The French Carmelite nun also famously said: “Prayer is a simple look turned towards Heaven.”
I am so grateful for Valentin approaching me at the end of our hearty lunch to share a burst of inspiration. He extemporaneously proclaimed, “I know what you should call your story: ‘The sky is not the limit!’”
He nailed it.
That simple phrase encapsulated everything I want to say about this journey. Every step along the journey coalesced into a vital message of how we must invest in the sanctity of our own souls and those of our brothers and sisters in Christ – both present and deceased – if we wish to walk the shores where God reigns.
We should follow the example of the woman who authored Story of a Soul. She cared deeply about her own eternal destination, but she also passionately prayed for everyone to experience Heavenly splendour. Famously, Thérèse prayed for the conversion and salvation of a notorious triple murderer named Henri Pranzini.
It appeared that he would remain unrepentant as he headed up the scaffold for his execution on Aug. 31, 1887. However, the following day, when Thérèse opened the paper, she saw that her prayer had been answered, as Pranzini was pictured seizing a crucifix from a nearby priest and kissing the sacred wounds of Christ.

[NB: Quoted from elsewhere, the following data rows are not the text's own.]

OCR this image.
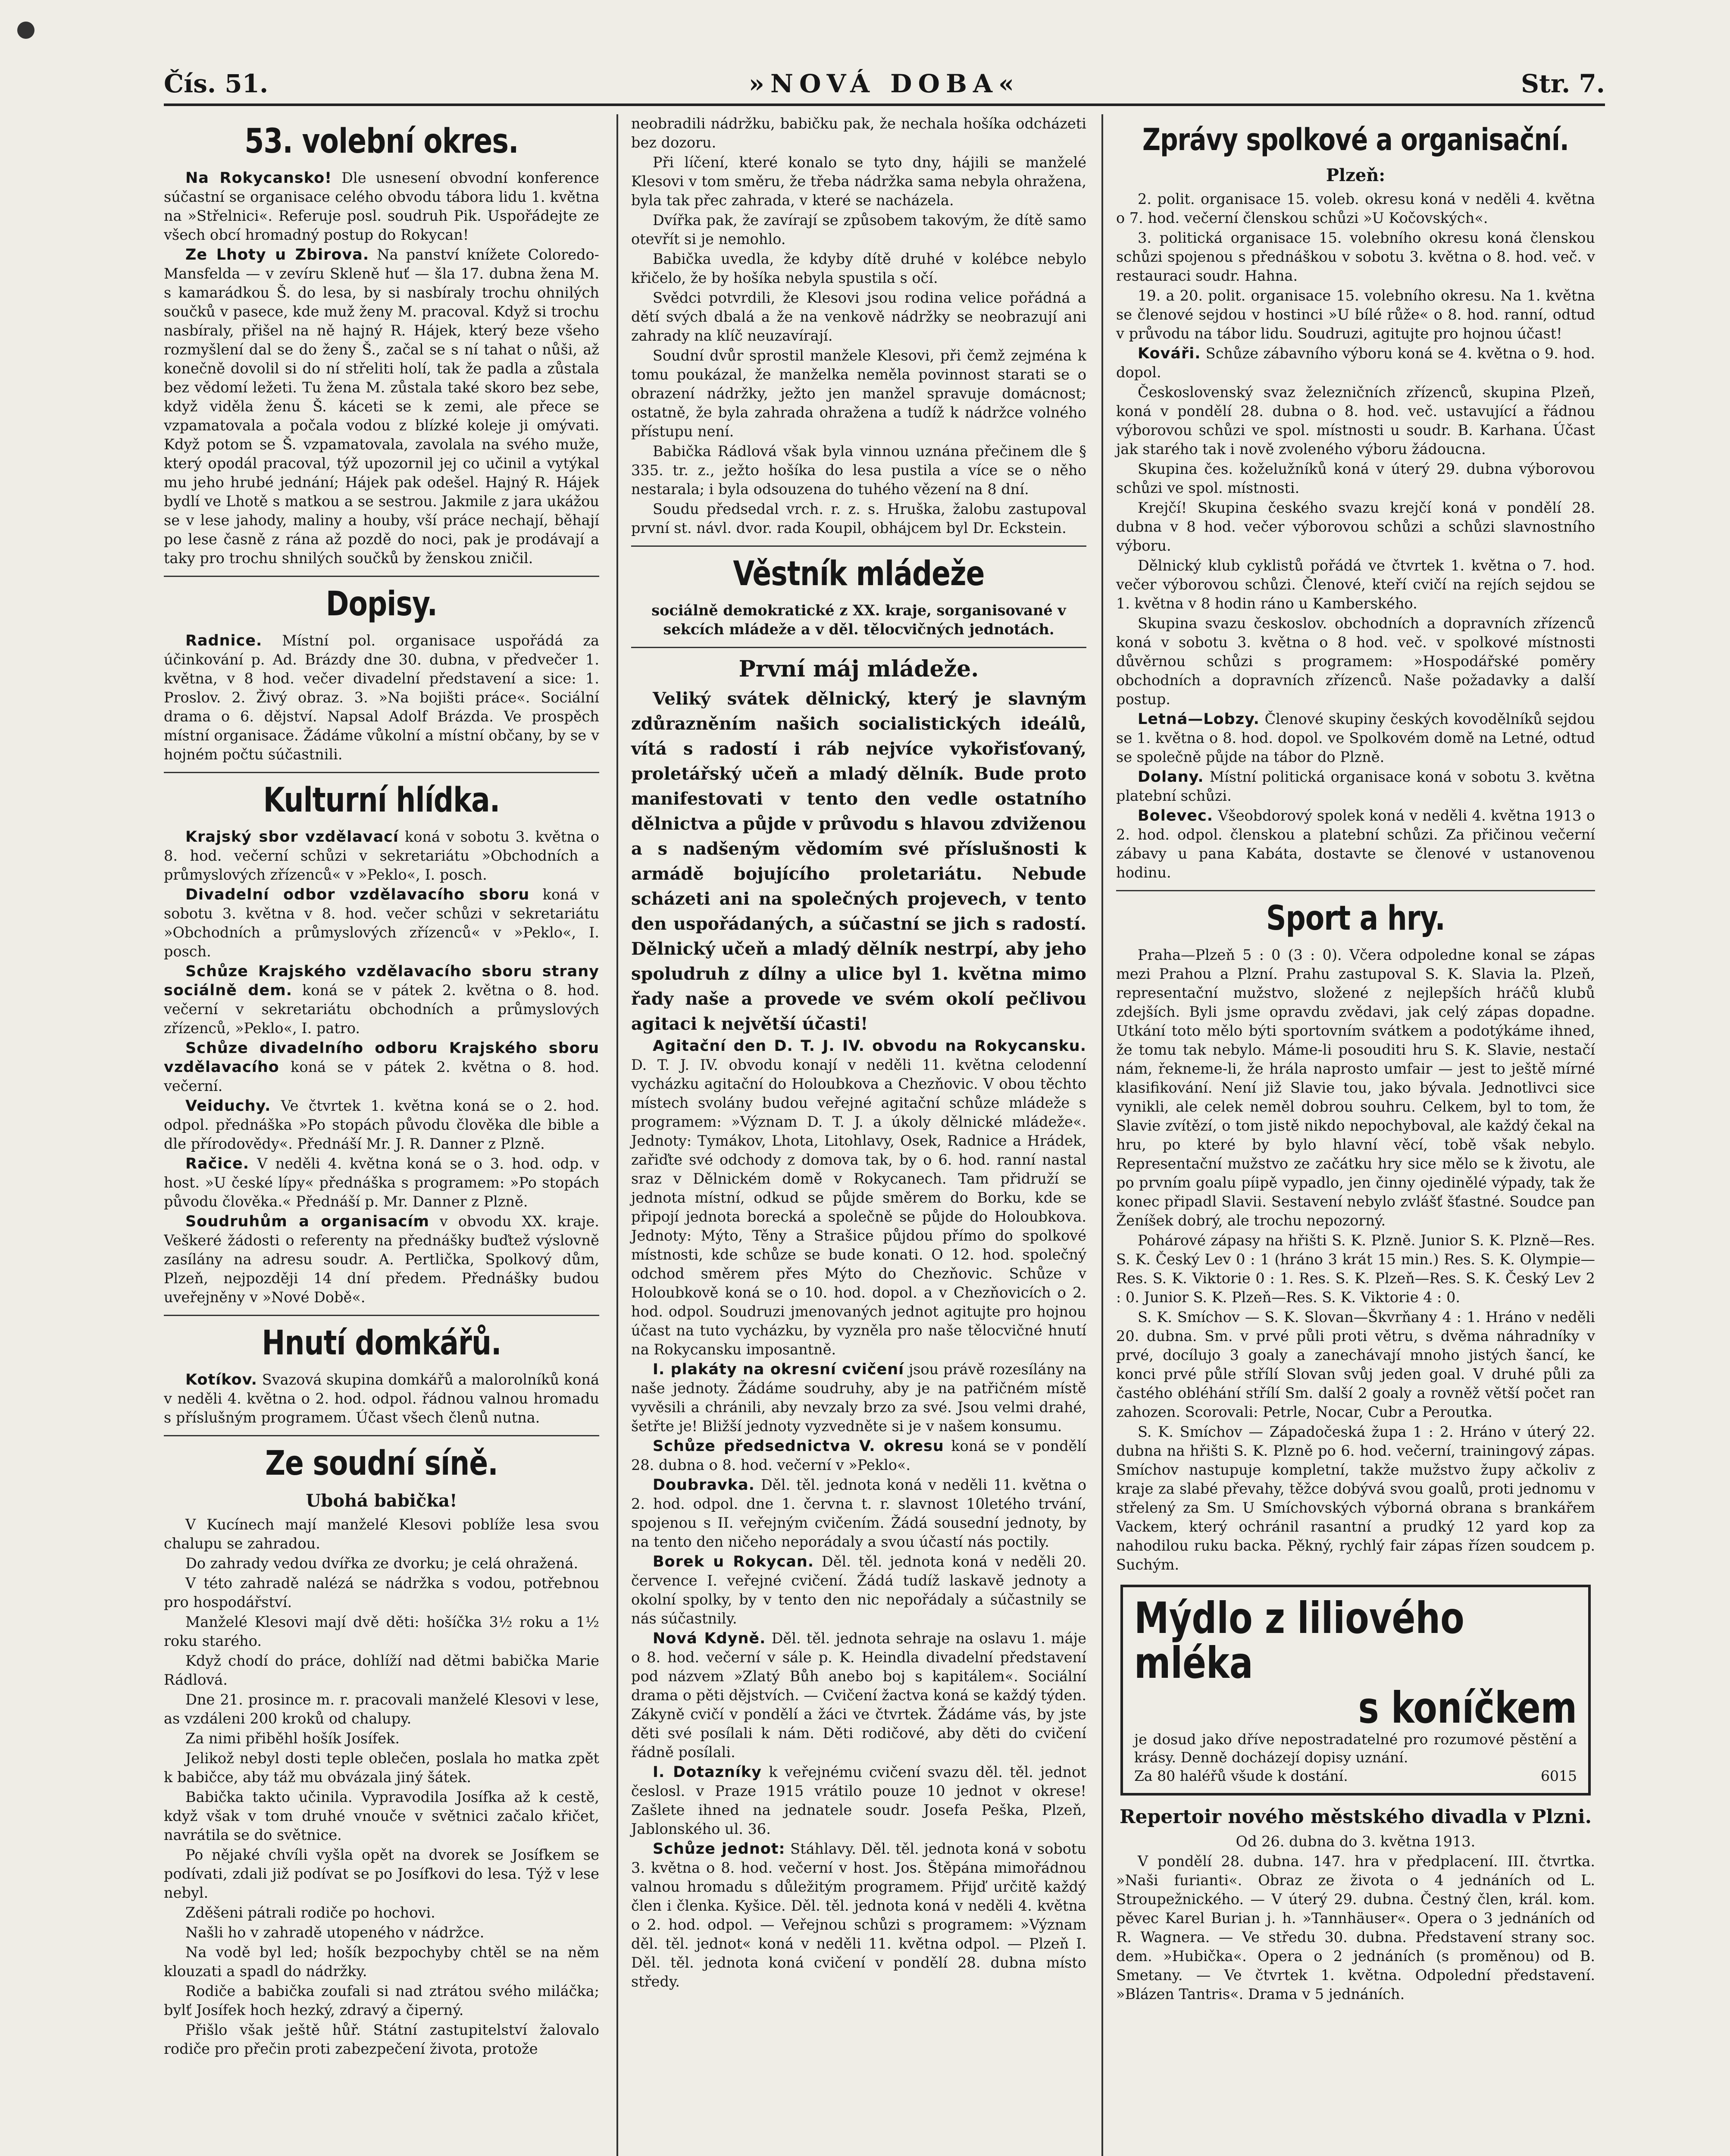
Čís. 51.	»NOVÁ DOBA«	Str. 7.
53. volební okres.

Na Rokycansko! Dle usnesení obvodní konference súčastní se organisace celého obvodu tábora lidu 1. května na »Střelnici«. Referuje posl. soudruh Pik. Uspořádejte ze všech obcí hromadný postup do Rokycan!

Ze Lhoty u Zbirova. Na panství knížete Coloredo-Mansfelda — v zevíru Skleně huť — šla 17. dubna žena M. s kamarádkou Š. do lesa, by si nasbíraly trochu ohnilých součků v pasece, kde muž ženy M. pracoval. Když si trochu nasbíraly, přišel na ně hajný R. Hájek, který beze všeho rozmyšlení dal se do ženy Š., začal se s ní tahat o nůši, až konečně dovolil si do ní střeliti holí, tak že padla a zůstala bez vědomí ležeti. Tu žena M. zůstala také skoro bez sebe, když viděla ženu Š. káceti se k zemi, ale přece se vzpamatovala a počala vodou z blízké koleje ji omývati. Když potom se Š. vzpamatovala, zavolala na svého muže, který opodál pracoval, týž upozornil jej co učinil a vytýkal mu jeho hrubé jednání; Hájek pak odešel. Hajný R. Hájek bydlí ve Lhotě s matkou a se sestrou. Jakmile z jara ukážou se v lese jahody, maliny a houby, vší práce nechají, běhají po lese časně z rána až pozdě do noci, pak je prodávají a taky pro trochu shnilých součků by ženskou zničil.

Dopisy.

Radnice. Místní pol. organisace uspořádá za účinkování p. Ad. Brázdy dne 30. dubna, v předvečer 1. května, v 8 hod. večer divadelní představení a sice: 1. Proslov. 2. Živý obraz. 3. »Na bojišti práce«. Sociální drama o 6. dějství. Napsal Adolf Brázda. Ve prospěch místní organisace. Žádáme vůkolní a místní občany, by se v hojném počtu súčastnili.

Kulturní hlídka.

Krajský sbor vzdělavací koná v sobotu 3. května o 8. hod. večerní schůzi v sekretariátu »Obchodních a průmyslových zřízenců« v »Peklo«, I. posch.

Divadelní odbor vzdělavacího sboru koná v sobotu 3. května v 8. hod. večer schůzi v sekretariátu »Obchodních a průmyslových zřízenců« v »Peklo«, I. posch.

Schůze Krajského vzdělavacího sboru strany sociálně dem. koná se v pátek 2. května o 8. hod. večerní v sekretariátu obchodních a průmyslových zřízenců, »Peklo«, I. patro.

Schůze divadelního odboru Krajského sboru vzdělavacího koná se v pátek 2. května o 8. hod. večerní.

Veiduchy. Ve čtvrtek 1. května koná se o 2. hod. odpol. přednáška »Po stopách původu člověka dle bible a dle přírodovědy«. Přednáší Mr. J. R. Danner z Plzně.

Račice. V neděli 4. května koná se o 3. hod. odp. v host. »U české lípy« přednáška s programem: »Po stopách původu člověka.« Přednáší p. Mr. Danner z Plzně.

Soudruhům a organisacím v obvodu XX. kraje. Veškeré žádosti o referenty na přednášky buďtež výslovně zasílány na adresu soudr. A. Pertlička, Spolkový dům, Plzeň, nejpozději 14 dní předem. Přednášky budou uveřejněny v »Nové Době«.

Hnutí domkářů.

Kotíkov. Svazová skupina domkářů a malorolníků koná v neděli 4. května o 2. hod. odpol. řádnou valnou hromadu s příslušným programem. Účast všech členů nutna.

Ze soudní síně.
Ubohá babička!

V Kucínech mají manželé Klesovi poblíže lesa svou chalupu se zahradou.

Do zahrady vedou dvířka ze dvorku; je celá ohražená.

V této zahradě nalézá se nádržka s vodou, potřebnou pro hospodářství.

Manželé Klesovi mají dvě děti: hošíčka 3½ roku a 1½ roku starého.

Když chodí do práce, dohlíží nad dětmi babička Marie Rádlová.

Dne 21. prosince m. r. pracovali manželé Klesovi v lese, as vzdáleni 200 kroků od chalupy.

Za nimi přiběhl hošík Josífek.

Jelikož nebyl dosti teple oblečen, poslala ho matka zpět k babičce, aby táž mu obvázala jiný šátek.

Babička takto učinila. Vypravodila Josífka až k cestě, když však v tom druhé vnouče v světnici začalo křičet, navrátila se do světnice.

Po nějaké chvíli vyšla opět na dvorek se Josífkem se podívati, zdali již podívat se po Josífkovi do lesa. Týž v lese nebyl.

Zděšeni pátrali rodiče po hochovi.

Našli ho v zahradě utopeného v nádržce.

Na vodě byl led; hošík bezpochyby chtěl se na něm klouzati a spadl do nádržky.

Rodiče a babička zoufali si nad ztrátou svého miláčka; bylť Josífek hoch hezký, zdravý a čiperný.

Přišlo však ještě hůř. Státní zastupitelství žalovalo rodiče pro přečin proti zabezpečení života, protože

neobradili nádržku, babičku pak, že nechala hošíka odcházeti bez dozoru.

Při líčení, které konalo se tyto dny, hájili se manželé Klesovi v tom směru, že třeba nádržka sama nebyla ohražena, byla tak přec zahrada, v které se nacházela.

Dvířka pak, že zavírají se způsobem takovým, že dítě samo otevřít si je nemohlo.

Babička uvedla, že kdyby dítě druhé v kolébce nebylo křičelo, že by hošíka nebyla spustila s očí.

Svědci potvrdili, že Klesovi jsou rodina velice pořádná a dětí svých dbalá a že na venkově nádržky se neobrazují ani zahrady na klíč neuzavírají.

Soudní dvůr sprostil manžele Klesovi, při čemž zejména k tomu poukázal, že manželka neměla povinnost starati se o obrazení nádržky, ježto jen manžel spravuje domácnost; ostatně, že byla zahrada ohražena a tudíž k nádržce volného přístupu není.

Babička Rádlová však byla vinnou uznána přečinem dle § 335. tr. z., ježto hošíka do lesa pustila a více se o něho nestarala; i byla odsouzena do tuhého vězení na 8 dní.

Soudu předsedal vrch. r. z. s. Hruška, žalobu zastupoval první st. návl. dvor. rada Koupil, obhájcem byl Dr. Eckstein.

Věstník mládeže

sociálně demokratické z XX. kraje, sorganisované v sekcích mládeže a v děl. tělocvičných jednotách.

První máj mládeže.

Veliký svátek dělnický, který je slavným zdůrazněním našich socialistických ideálů, vítá s radostí i ráb nejvíce vykořisťovaný, proletářský učeň a mladý dělník. Bude proto manifestovati v tento den vedle ostatního dělnictva a půjde v průvodu s hlavou zdviženou a s nadšeným vědomím své příslušnosti k armádě bojujícího proletariátu. Nebude scházeti ani na společných projevech, v tento den uspořádaných, a súčastní se jich s radostí. Dělnický učeň a mladý dělník nestrpí, aby jeho spoludruh z dílny a ulice byl 1. května mimo řady naše a provede ve svém okolí pečlivou agitaci k největší účasti!

Agitační den D. T. J. IV. obvodu na Rokycansku. D. T. J. IV. obvodu konají v neděli 11. května celodenní vycházku agitační do Holoubkova a Chezňovic. V obou těchto místech svolány budou veřejné agitační schůze mládeže s programem: »Význam D. T. J. a úkoly dělnické mládeže«. Jednoty: Tymákov, Lhota, Litohlavy, Osek, Radnice a Hrádek, zařiďte své odchody z domova tak, by o 6. hod. ranní nastal sraz v Dělnickém domě v Rokycanech. Tam přidruží se jednota místní, odkud se půjde směrem do Borku, kde se připojí jednota borecká a společně se půjde do Holoubkova. Jednoty: Mýto, Těny a Strašice půjdou přímo do spolkové místnosti, kde schůze se bude konati. O 12. hod. společný odchod směrem přes Mýto do Chezňovic. Schůze v Holoubkově koná se o 10. hod. dopol. a v Chezňovicích o 2. hod. odpol. Soudruzi jmenovaných jednot agitujte pro hojnou účast na tuto vycházku, by vyzněla pro naše tělocvičné hnutí na Rokycansku imposantně.

I. plakáty na okresní cvičení jsou právě rozesílány na naše jednoty. Žádáme soudruhy, aby je na patřičném místě vyvěsili a chránili, aby nevzaly brzo za své. Jsou velmi drahé, šetřte je! Bližší jednoty vyzvedněte si je v našem konsumu.

Schůze předsednictva V. okresu koná se v pondělí 28. dubna o 8. hod. večerní v »Peklo«.

Doubravka. Děl. těl. jednota koná v neděli 11. května o 2. hod. odpol. dne 1. června t. r. slavnost 10letého trvání, spojenou s II. veřejným cvičením. Žádá sousední jednoty, by na tento den ničeho neporádaly a svou účastí nás poctily.

Borek u Rokycan. Děl. těl. jednota koná v neděli 20. července I. veřejné cvičení. Žádá tudíž laskavě jednoty a okolní spolky, by v tento den nic nepořádaly a súčastnily se nás súčastnily.

Nová Kdyně. Děl. těl. jednota sehraje na oslavu 1. máje o 8. hod. večerní v sále p. K. Heindla divadelní představení pod názvem »Zlatý Bůh anebo boj s kapitálem«. Sociální drama o pěti dějstvích. — Cvičení žactva koná se každý týden. Zákyně cvičí v pondělí a žáci ve čtvrtek. Žádáme vás, by jste děti své posílali k nám. Děti rodičové, aby děti do cvičení řádně posílali.

I. Dotazníky k veřejnému cvičení svazu děl. těl. jednot česlosl. v Praze 1915 vrátilo pouze 10 jednot v okrese! Zašlete ihned na jednatele soudr. Josefa Peška, Plzeň, Jablonského ul. 36.

Schůze jednot: Stáhlavy. Děl. těl. jednota koná v sobotu 3. května o 8. hod. večerní v host. Jos. Štěpána mimořádnou valnou hromadu s důležitým programem. Přijď určitě každý člen i členka. Kyšice. Děl. těl. jednota koná v neděli 4. května o 2. hod. odpol. — Veřejnou schůzi s programem: »Význam děl. těl. jednot« koná v neděli 11. května odpol. — Plzeň I. Děl. těl. jednota koná cvičení v pondělí 28. dubna místo středy.

Zprávy spolkové a organisační.
Plzeň:

2. polit. organisace 15. voleb. okresu koná v neděli 4. května o 7. hod. večerní členskou schůzi »U Kočovských«.

3. politická organisace 15. volebního okresu koná členskou schůzi spojenou s přednáškou v sobotu 3. května o 8. hod. več. v restauraci soudr. Hahna.

19. a 20. polit. organisace 15. volebního okresu. Na 1. května se členové sejdou v hostinci »U bílé růže« o 8. hod. ranní, odtud v průvodu na tábor lidu. Soudruzi, agitujte pro hojnou účast!

Kováři. Schůze zábavního výboru koná se 4. května o 9. hod. dopol.

Československý svaz železničních zřízenců, skupina Plzeň, koná v pondělí 28. dubna o 8. hod. več. ustavující a řádnou výborovou schůzi ve spol. místnosti u soudr. B. Karhana. Účast jak starého tak i nově zvoleného výboru žádoucna.

Skupina čes. koželužníků koná v úterý 29. dubna výborovou schůzi ve spol. místnosti.

Krejčí! Skupina českého svazu krejčí koná v pondělí 28. dubna v 8 hod. večer výborovou schůzi a schůzi slavnostního výboru.

Dělnický klub cyklistů pořádá ve čtvrtek 1. května o 7. hod. večer výborovou schůzi. Členové, kteří cvičí na rejích sejdou se 1. května v 8 hodin ráno u Kamberského.

Skupina svazu českoslov. obchodních a dopravních zřízenců koná v sobotu 3. května o 8 hod. več. v spolkové místnosti důvěrnou schůzi s programem: »Hospodářské poměry obchodních a dopravních zřízenců. Naše požadavky a další postup.

Letná—Lobzy. Členové skupiny českých kovodělníků sejdou se 1. května o 8. hod. dopol. ve Spolkovém domě na Letné, odtud se společně půjde na tábor do Plzně.

Dolany. Místní politická organisace koná v sobotu 3. května platební schůzi.

Bolevec. Všeobdorový spolek koná v neděli 4. května 1913 o 2. hod. odpol. členskou a platební schůzi. Za přičinou večerní zábavy u pana Kabáta, dostavte se členové v ustanovenou hodinu.

Sport a hry.

Praha—Plzeň 5 : 0 (3 : 0). Včera odpoledne konal se zápas mezi Prahou a Plzní. Prahu zastupoval S. K. Slavia la. Plzeň, representační mužstvo, složené z nejlepších hráčů klubů zdejších. Byli jsme opravdu zvědavi, jak celý zápas dopadne. Utkání toto mělo býti sportovním svátkem a podotýkáme ihned, že tomu tak nebylo. Máme-li posouditi hru S. K. Slavie, nestačí nám, řekneme-li, že hrála naprosto umfair — jest to ještě mírné klasifikování. Není již Slavie tou, jako bývala. Jednotlivci sice vynikli, ale celek neměl dobrou souhru. Celkem, byl to tom, že Slavie zvítězí, o tom jistě nikdo nepochyboval, ale každý čekal na hru, po které by bylo hlavní věcí, tobě však nebylo. Representační mužstvo ze začátku hry sice mělo se k životu, ale po prvním goalu píipě vypadlo, jen činny ojedinělé výpady, tak že konec připadl Slavii. Sestavení nebylo zvlášť šťastné. Soudce pan Ženíšek dobrý, ale trochu nepozorný.

Pohárové zápasy na hřišti S. K. Plzně. Junior S. K. Plzně—Res. S. K. Český Lev 0 : 1 (hráno 3 krát 15 min.) Res. S. K. Olympie—Res. S. K. Viktorie 0 : 1. Res. S. K. Plzeň—Res. S. K. Český Lev 2 : 0. Junior S. K. Plzeň—Res. S. K. Viktorie 4 : 0.

S. K. Smíchov — S. K. Slovan—Škvrňany 4 : 1. Hráno v neděli 20. dubna. Sm. v prvé půli proti větru, s dvěma náhradníky v prvé, docílujo 3 goaly a zanechávají mnoho jistých šancí, ke konci prvé půle střílí Slovan svůj jeden goal. V druhé půli za častého obléhání střílí Sm. další 2 goaly a rovněž větší počet ran zahozen. Scorovali: Petrle, Nocar, Cubr a Peroutka.

S. K. Smíchov — Západočeská župa 1 : 2. Hráno v úterý 22. dubna na hřišti S. K. Plzně po 6. hod. večerní, trainingový zápas. Smíchov nastupuje kompletní, takže mužstvo župy ačkoliv z kraje za slabé převahy, těžce dobývá svou goalů, proti jednomu v střelený za Sm. U Smíchovských výborná obrana s brankářem Vackem, který ochránil rasantní a prudký 12 yard kop za nahodilou ruku backa. Pěkný, rychlý fair zápas řízen soudcem p. Suchým.

Mýdlo z liliového mléka
s koníčkem

je dosud jako dříve nepostradatelné pro rozumové pěstění a krásy. Denně docházejí dopisy uznání.

Za 80 haléřů všude k dostání.	6015
Repertoir nového městského divadla v Plzni.

Od 26. dubna do 3. května 1913.

V pondělí 28. dubna. 147. hra v předplacení. III. čtvrtka. »Naši furianti«. Obraz ze života o 4 jednáních od L. Stroupežnického. — V úterý 29. dubna. Čestný člen, král. kom. pěvec Karel Burian j. h. »Tannhäuser«. Opera o 3 jednáních od R. Wagnera. — Ve středu 30. dubna. Představení strany soc. dem. »Hubička«. Opera o 2 jednáních (s proměnou) od B. Smetany. — Ve čtvrtek 1. května. Odpolední představení. »Blázen Tantris«. Drama v 5 jednáních.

The level of care for everyone to be forever unified with Christ was resoundingly evident at the Notre-Dame de Montligeon Sanctuary in La-Chapelle-Montligeon.
Both clerical and lay members of the pilgrimage group learned about this place’s unique mission to pray for the deliverance of souls in purgatory — especially the forgotten — every day.
A designated prayer display for miscarried little souls at the sanctuary was touching. The importance of praying for children who pass away in the womb or early into their earthly life was reinforced the following day in Alençon during a visit to the home where Thérèse lived for the first four years of her life. We learned how her parents, Louis and Zellie Martin, lost four of their nine children in infancy.
Visiting the Mont-Saint-Michel Abbey atop the rocky tidal island called St. Michael’s Mount on Feb. 7 aligned with the overall theme as praying to the archangel is viewed as a way to safeguard one’s soul from Satan, who seeks the ruin of souls.
Visiting Juno Beach, where many Canadians sacrificed their lives on D-Day, June 6, 1944, weightily underscored the need to remember brave, deceased souls. I felt the presence of the heroic fallen as I walked the beach and as I knelt down and touched the water.
The whole day in Lisieux was illuminating. We learned how Thérèse became a vessel of love and prayed for everyone she knew – and didn't know – to be welcomed into the Heavenly paradise. Afterwards, we visited Les Buissonnets, the childhood home of Thérèse and her family when they moved from Alençon after Zellie’s passing, and where she lived for 11 years before entering the convent) at age 15.
Our tour culminated in a visit to the Basilica of Sainte-Thérèse, which broke ground in 1929, four years after the canonization, and was completed in 1954. Art gracing the pillars, walls and ceiling showed Thérèse as an intercessor standing beside Christ.
Thérèse wants to help answer intentions. She once famously said, “I will spend my Heaven doing good on Earth. I will let fall a shower of roses.”
The Little Flower’s powerful message, delivered through Valentin, was a rose she gave to me during this pilgrimage. I thank you St. Thérèse very much.
(Amundson is an associate editor and writer for The Catholic Register.)
A version of this story appeared in the February 22, 2026, issue of The Catholic Register with the headline "Little Flower’s vessel of love".